Figures unveiled by the National Alliance show there were 357 veterans homeless in West Virginia as of 2005, or about .2 percent of the state’s 175,697 veterans. And, as Hunter quickly pointed out, the war in the Persian Gulf has raged fully two years since those figures were kept. The numbers are likely to rise.
As a VA director in Lancaster County, Pa., put it, “We’re going to be having a tsunami of them eventually because the mental health toll from this war is enormous.”
Blair’s committee is attempting to reach out to a known 3,000 returnees from the ongoing strife in the Middle East. That’s the number for which the panel has managed to get names and addresses. Of course, if other veterans already are homeless, that means the panel can’t survey them.
To get a handle on where veterans stand, the panel is working with the state Division of Veterans Affairs.
“This state sends more men and women per capita to war than perhaps any other state in the nation,” a panel co-chair, Delegate Richard Iaquinta, D-Harrison, said.
“When the United States goes to war, West Virginians consistently step up and serve, so we must work diligently to serve these men and women.

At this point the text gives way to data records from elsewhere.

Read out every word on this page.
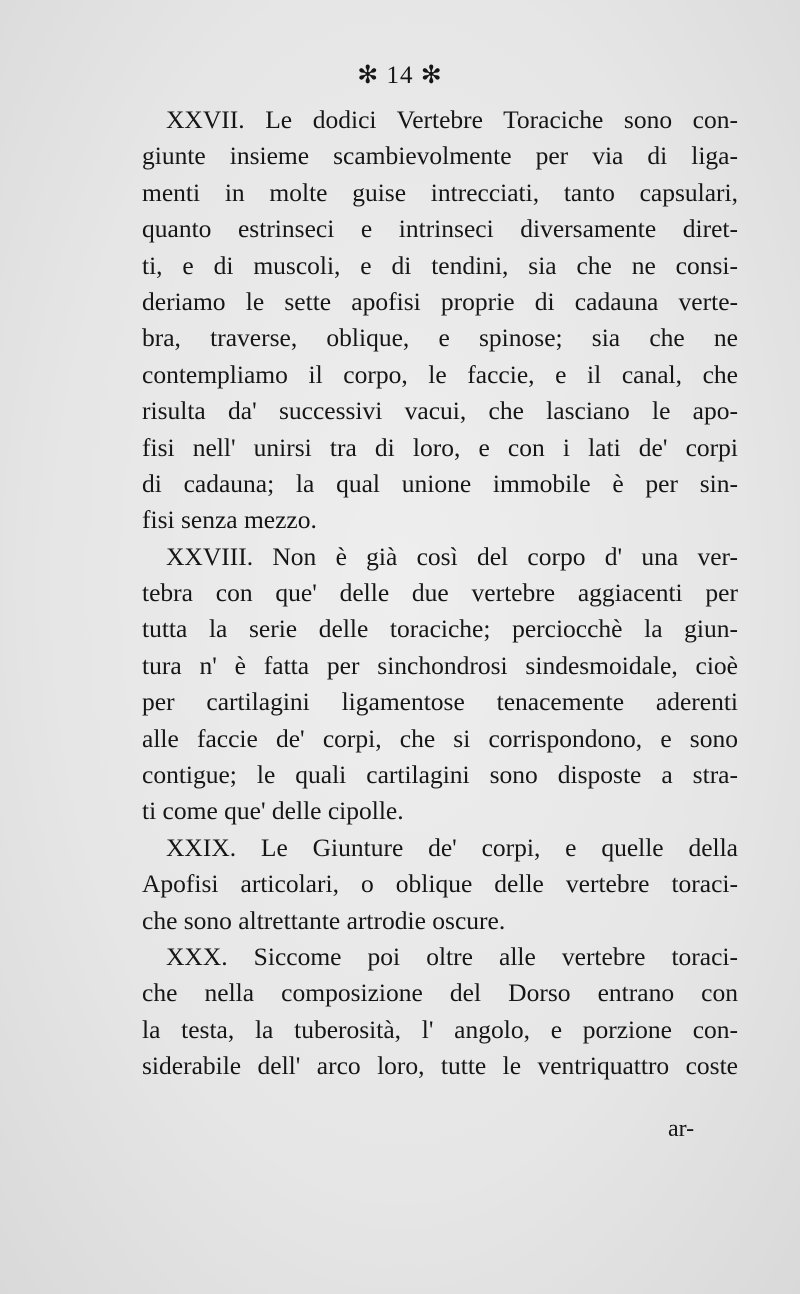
✻ 14 ✻
XXVII. Le dodici Vertebre Toraciche sono con-
giunte insieme scambievolmente per via di liga-
menti in molte guise intrecciati, tanto capsulari,
quanto estrinseci e intrinseci diversamente diret-
ti, e di muscoli, e di tendini, sia che ne consi-
deriamo le sette apofisi proprie di cadauna verte-
bra, traverse, oblique, e spinose; sia che ne
contempliamo il corpo, le faccie, e il canal, che
risulta da' successivi vacui, che lasciano le apo-
fisi nell' unirsi tra di loro, e con i lati de' corpi
di cadauna; la qual unione immobile è per sin-
fisi senza mezzo.
XXVIII. Non è già così del corpo d' una ver-
tebra con que' delle due vertebre aggiacenti per
tutta la serie delle toraciche; perciocchè la giun-
tura n' è fatta per sinchondrosi sindesmoidale, cioè
per cartilagini ligamentose tenacemente aderenti
alle faccie de' corpi, che si corrispondono, e sono
contigue; le quali cartilagini sono disposte a stra-
ti come que' delle cipolle.
XXIX. Le Giunture de' corpi, e quelle della
Apofisi articolari, o oblique delle vertebre toraci-
che sono altrettante artrodie oscure.
XXX. Siccome poi oltre alle vertebre toraci-
che nella composizione del Dorso entrano con
la testa, la tuberosità, l' angolo, e porzione con-
siderabile dell' arco loro, tutte le ventriquattro coste
ar-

This is a state populated by soldiers and their families, and I consider it a great honor to be able to pursue legislative action on their behalf.”

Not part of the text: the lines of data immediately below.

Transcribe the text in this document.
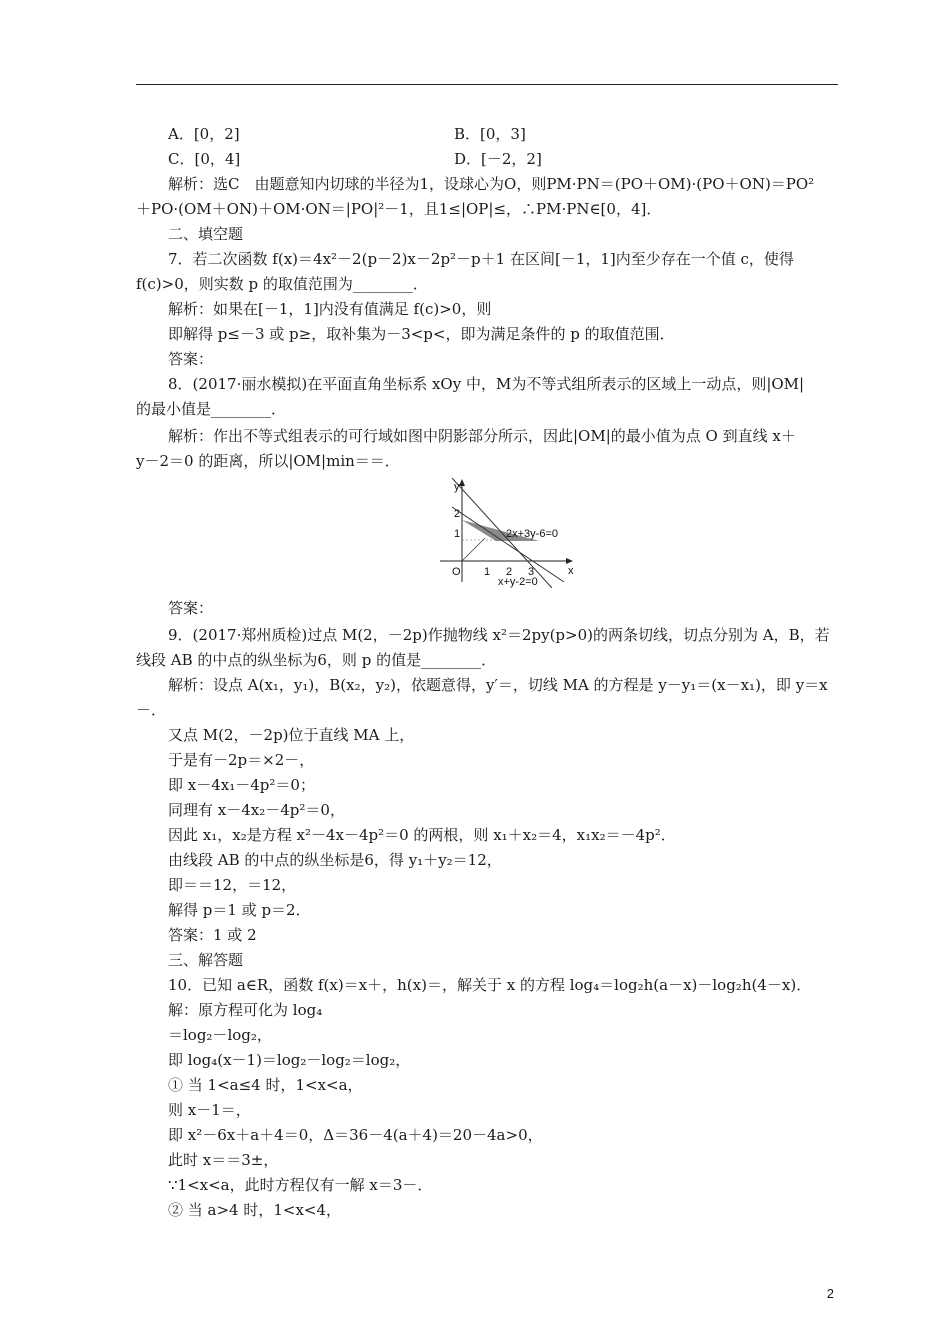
A．[0，2]	B．[0，3]
C．[0，4]	D．[－2，2]
解析：选C　由题意知内切球的半径为1，设球心为O，则PM·PN＝(PO＋OM)·(PO＋ON)＝PO²
＋PO·(OM＋ON)＋OM·ON＝|PO|²－1，且1≤|OP|≤，∴PM·PN∈[0，4]．
二、填空题
7．若二次函数 f(x)＝4x²－2(p－2)x－2p²－p＋1 在区间[－1，1]内至少存在一个值 c，使得
f(c)>0，则实数 p 的取值范围为________．
解析：如果在[－1，1]内没有值满足 f(c)>0，则
即解得 p≤－3 或 p≥，取补集为－3<p<，即为满足条件的 p 的取值范围．
答案：
8．(2017·丽水模拟)在平面直角坐标系 xOy 中，M为不等式组所表示的区域上一动点，则|OM|
的最小值是________．
解析：作出不等式组表示的可行域如图中阴影部分所示，因此|OM|的最小值为点 O 到直线 x＋
y－2＝0 的距离，所以|OM|min＝＝．
y
x
O 1 2 3
1
2
2x+3y-6=0
x+y-2=0
答案：
9．(2017·郑州质检)过点 M(2，－2p)作抛物线 x²＝2py(p>0)的两条切线，切点分别为 A，B，若
线段 AB 的中点的纵坐标为6，则 p 的值是________．
解析：设点 A(x₁，y₁)，B(x₂，y₂)，依题意得，y′＝，切线 MA 的方程是 y－y₁＝(x－x₁)，即 y＝x
－．
又点 M(2，－2p)位于直线 MA 上，
于是有－2p＝×2－，
即 x－4x₁－4p²＝0；
同理有 x－4x₂－4p²＝0，
因此 x₁，x₂是方程 x²－4x－4p²＝0 的两根，则 x₁＋x₂＝4，x₁x₂＝－4p²．
由线段 AB 的中点的纵坐标是6，得 y₁＋y₂＝12，
即＝＝12，＝12，
解得 p＝1 或 p＝2．
答案：1 或 2
三、解答题
10．已知 a∈R，函数 f(x)＝x＋，h(x)＝，解关于 x 的方程 log₄＝log₂h(a－x)－log₂h(4－x)．
解：原方程可化为 log₄
＝log₂－log₂，
即 log₄(x－1)＝log₂－log₂＝log₂，
① 当 1<a≤4 时，1<x<a，
则 x－1＝，
即 x²－6x＋a＋4＝0，Δ＝36－4(a＋4)＝20－4a>0，
此时 x＝＝3±，
∵1<x<a，此时方程仅有一解 x＝3－．
② 当 a>4 时，1<x<4，
2
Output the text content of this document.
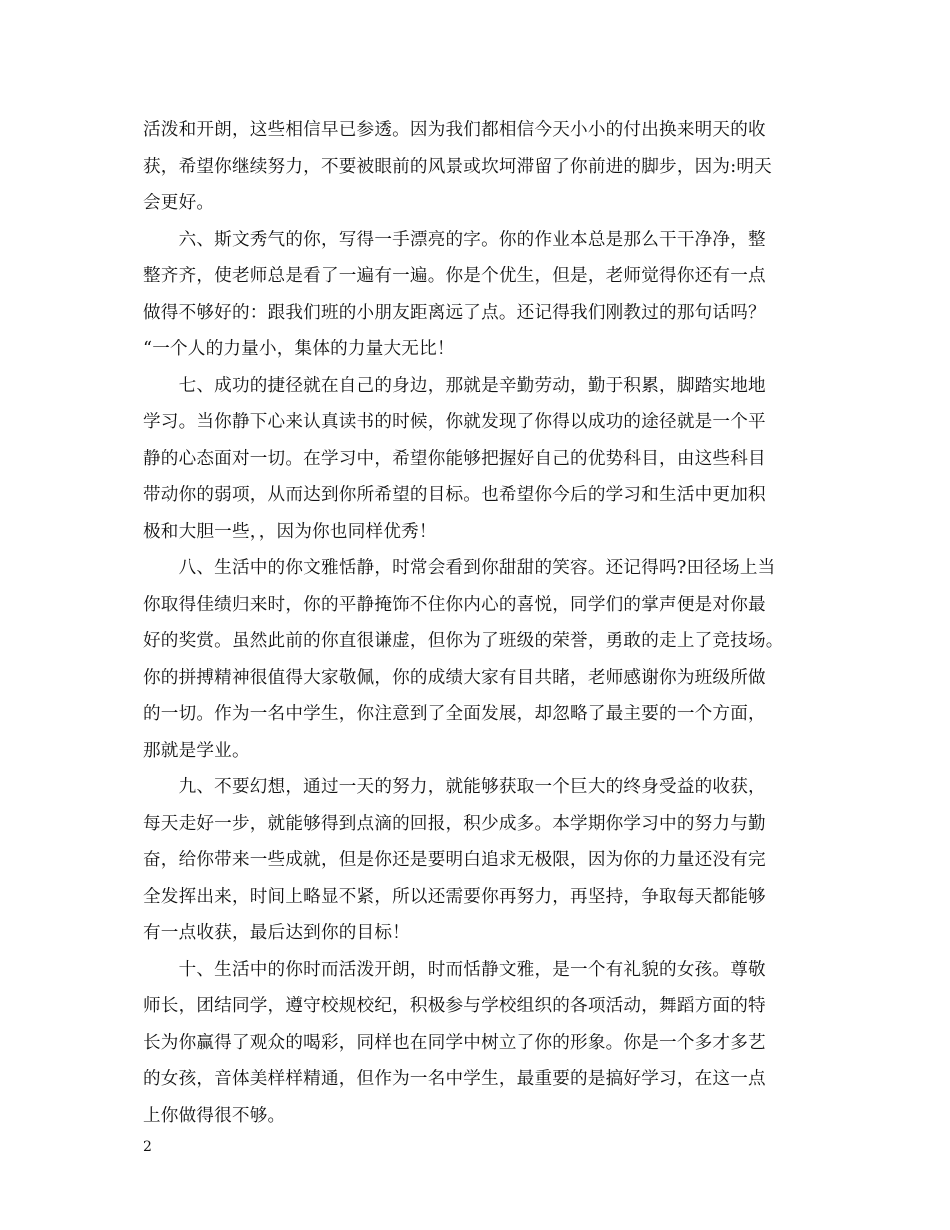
活泼和开朗，这些相信早已参透。因为我们都相信今天小小的付出换来明天的收
获，希望你继续努力，不要被眼前的风景或坎坷滞留了你前进的脚步，因为:明天
会更好。

　　六、斯文秀气的你，写得一手漂亮的字。你的作业本总是那么干干净净，整
整齐齐，使老师总是看了一遍有一遍。你是个优生，但是，老师觉得你还有一点
做得不够好的：跟我们班的小朋友距离远了点。还记得我们刚教过的那句话吗？
“一个人的力量小，集体的力量大无比！

　　七、成功的捷径就在自己的身边，那就是辛勤劳动，勤于积累，脚踏实地地
学习。当你静下心来认真读书的时候，你就发现了你得以成功的途径就是一个平
静的心态面对一切。在学习中，希望你能够把握好自己的优势科目，由这些科目
带动你的弱项，从而达到你所希望的目标。也希望你今后的学习和生活中更加积
极和大胆一些，，因为你也同样优秀！

　　八、生活中的你文雅恬静，时常会看到你甜甜的笑容。还记得吗?田径场上当
你取得佳绩归来时，你的平静掩饰不住你内心的喜悦，同学们的掌声便是对你最
好的奖赏。虽然此前的你直很谦虚，但你为了班级的荣誉，勇敢的走上了竞技场。
你的拼搏精神很值得大家敬佩，你的成绩大家有目共睹，老师感谢你为班级所做
的一切。作为一名中学生，你注意到了全面发展，却忽略了最主要的一个方面，
那就是学业。

　　九、不要幻想，通过一天的努力，就能够获取一个巨大的终身受益的收获，
每天走好一步，就能够得到点滴的回报，积少成多。本学期你学习中的努力与勤
奋，给你带来一些成就，但是你还是要明白追求无极限，因为你的力量还没有完
全发挥出来，时间上略显不紧，所以还需要你再努力，再坚持，争取每天都能够
有一点收获，最后达到你的目标！

　　十、生活中的你时而活泼开朗，时而恬静文雅，是一个有礼貌的女孩。尊敬
师长，团结同学，遵守校规校纪，积极参与学校组织的各项活动，舞蹈方面的特
长为你赢得了观众的喝彩，同样也在同学中树立了你的形象。你是一个多才多艺
的女孩，音体美样样精通，但作为一名中学生，最重要的是搞好学习，在这一点
上你做得很不够。

2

Another co-chair, Delegate Barbara Fleischauer, also D-Monongalia, said her panel is determined that returnees get the best possible care, a concern heightened by media reports that Walter Reed Army Medical Center had fallen into horrible conditions, including the presence of vermin.
“It was our intention to put the weight of state government behind ensuring that those suffering from PTSD, traumatic brain injuries and other injuries typical of this conflict did not get lost in the system, especially those who live in more rural areas with less access to medical and counseling services.”

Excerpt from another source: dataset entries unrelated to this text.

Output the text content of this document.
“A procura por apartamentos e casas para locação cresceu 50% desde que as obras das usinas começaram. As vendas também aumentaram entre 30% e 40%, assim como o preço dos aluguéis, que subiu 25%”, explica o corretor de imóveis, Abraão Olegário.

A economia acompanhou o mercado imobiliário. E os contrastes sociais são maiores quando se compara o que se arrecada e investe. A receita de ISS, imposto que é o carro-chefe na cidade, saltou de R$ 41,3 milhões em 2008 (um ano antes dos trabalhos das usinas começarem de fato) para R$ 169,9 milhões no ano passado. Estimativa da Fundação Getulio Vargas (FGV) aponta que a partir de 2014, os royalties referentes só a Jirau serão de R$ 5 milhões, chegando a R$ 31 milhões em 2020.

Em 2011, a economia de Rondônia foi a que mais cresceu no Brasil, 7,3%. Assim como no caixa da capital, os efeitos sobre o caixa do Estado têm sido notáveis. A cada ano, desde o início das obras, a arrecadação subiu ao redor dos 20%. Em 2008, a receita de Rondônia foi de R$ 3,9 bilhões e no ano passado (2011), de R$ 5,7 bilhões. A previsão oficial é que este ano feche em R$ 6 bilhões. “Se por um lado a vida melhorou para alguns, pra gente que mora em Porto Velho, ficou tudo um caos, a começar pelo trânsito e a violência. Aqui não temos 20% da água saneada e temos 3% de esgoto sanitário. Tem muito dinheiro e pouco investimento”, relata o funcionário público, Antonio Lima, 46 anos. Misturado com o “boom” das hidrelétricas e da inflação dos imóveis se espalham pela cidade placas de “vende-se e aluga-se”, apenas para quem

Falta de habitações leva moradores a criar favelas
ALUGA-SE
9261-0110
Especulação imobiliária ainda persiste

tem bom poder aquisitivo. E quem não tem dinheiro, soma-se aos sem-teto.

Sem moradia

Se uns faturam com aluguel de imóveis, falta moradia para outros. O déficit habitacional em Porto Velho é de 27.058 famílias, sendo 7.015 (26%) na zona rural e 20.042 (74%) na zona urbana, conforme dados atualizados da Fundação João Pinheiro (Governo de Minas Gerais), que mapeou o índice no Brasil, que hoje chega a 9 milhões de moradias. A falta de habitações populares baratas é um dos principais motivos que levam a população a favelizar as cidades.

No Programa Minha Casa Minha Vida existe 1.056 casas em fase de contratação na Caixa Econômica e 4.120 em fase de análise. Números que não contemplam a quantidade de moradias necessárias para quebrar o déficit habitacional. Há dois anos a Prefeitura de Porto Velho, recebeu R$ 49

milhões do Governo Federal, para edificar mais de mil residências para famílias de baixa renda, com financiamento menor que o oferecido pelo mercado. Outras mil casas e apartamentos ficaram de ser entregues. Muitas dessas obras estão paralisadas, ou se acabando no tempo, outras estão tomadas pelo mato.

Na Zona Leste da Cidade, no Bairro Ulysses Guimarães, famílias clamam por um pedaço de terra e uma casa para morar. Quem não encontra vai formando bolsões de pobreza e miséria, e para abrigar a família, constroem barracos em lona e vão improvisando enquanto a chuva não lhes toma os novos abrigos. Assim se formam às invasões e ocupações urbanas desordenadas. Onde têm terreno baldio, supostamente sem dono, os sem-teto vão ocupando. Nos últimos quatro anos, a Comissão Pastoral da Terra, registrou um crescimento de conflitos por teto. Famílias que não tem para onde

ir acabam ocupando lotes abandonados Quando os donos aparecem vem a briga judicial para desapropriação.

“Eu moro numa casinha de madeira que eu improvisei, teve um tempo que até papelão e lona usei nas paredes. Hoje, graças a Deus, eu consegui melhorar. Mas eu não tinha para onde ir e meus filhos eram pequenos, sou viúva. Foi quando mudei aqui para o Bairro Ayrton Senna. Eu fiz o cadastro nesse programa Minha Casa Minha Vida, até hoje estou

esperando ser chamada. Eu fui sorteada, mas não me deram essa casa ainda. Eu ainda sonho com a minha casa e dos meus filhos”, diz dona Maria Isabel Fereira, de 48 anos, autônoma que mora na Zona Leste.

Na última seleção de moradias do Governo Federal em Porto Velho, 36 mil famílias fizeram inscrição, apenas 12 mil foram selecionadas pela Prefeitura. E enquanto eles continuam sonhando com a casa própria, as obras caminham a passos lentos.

The only existing facility able to absorb homeless veterans is the home in Barboursville, but it is near capacity, the panel recently learned.
Hunter thinks he might have found a partial solution, the old Hopemont State Hospital in Terra Alta, which has gone unused for several years. Hunter feels the structure could be converted into efficiency apartments for some $200,000 and used to house homeless veterans. Hopemont originally was devised to treat tuberculosis and now contains a unit for long-term care of the elderly.
“We’d better look at that,” the senator said, adding there could be other such unoccupied state-owned structures suitable for similar use. Possibly, he suggested, some federal money could be plowed into such projects.
One aspect of the issue his panel is attempting to learn is whether the 21st century returnees are bringing home a higher percentage of PTSD and other emotional baggage than veterans of other wars.
“I think probably the other veterans had it and we just didn’t recognize it,” Hunter said.
“Especially Vietnam. Vietnam was really a very stressful war for veterans.”
At the outset, Hunter explored the prospect of using the building at Hopemont for a forensics unit, but the thought then came to him about converting it to living space for homeless veterans.
“The great thing about Hopemont is that the people in Terra Alta are used to having facilities like that,” he said. “They’re good at welcoming people of that type.”
Invariably, the homeless issue prompts some critics to blame veterans and others for being on the streets because of bad personal choices they made, namely drug and alcohol abuse. In some cases, there is no room for argument. But in many, perhaps the majority, especially among veterans, Hunter feels that factors beyond their control put them on the streets.
“They’ve gotten problems,” Hunter says of the veterans. “What happened to them in service?
“I don’t know of hardly anybody that’s homeless by choice.”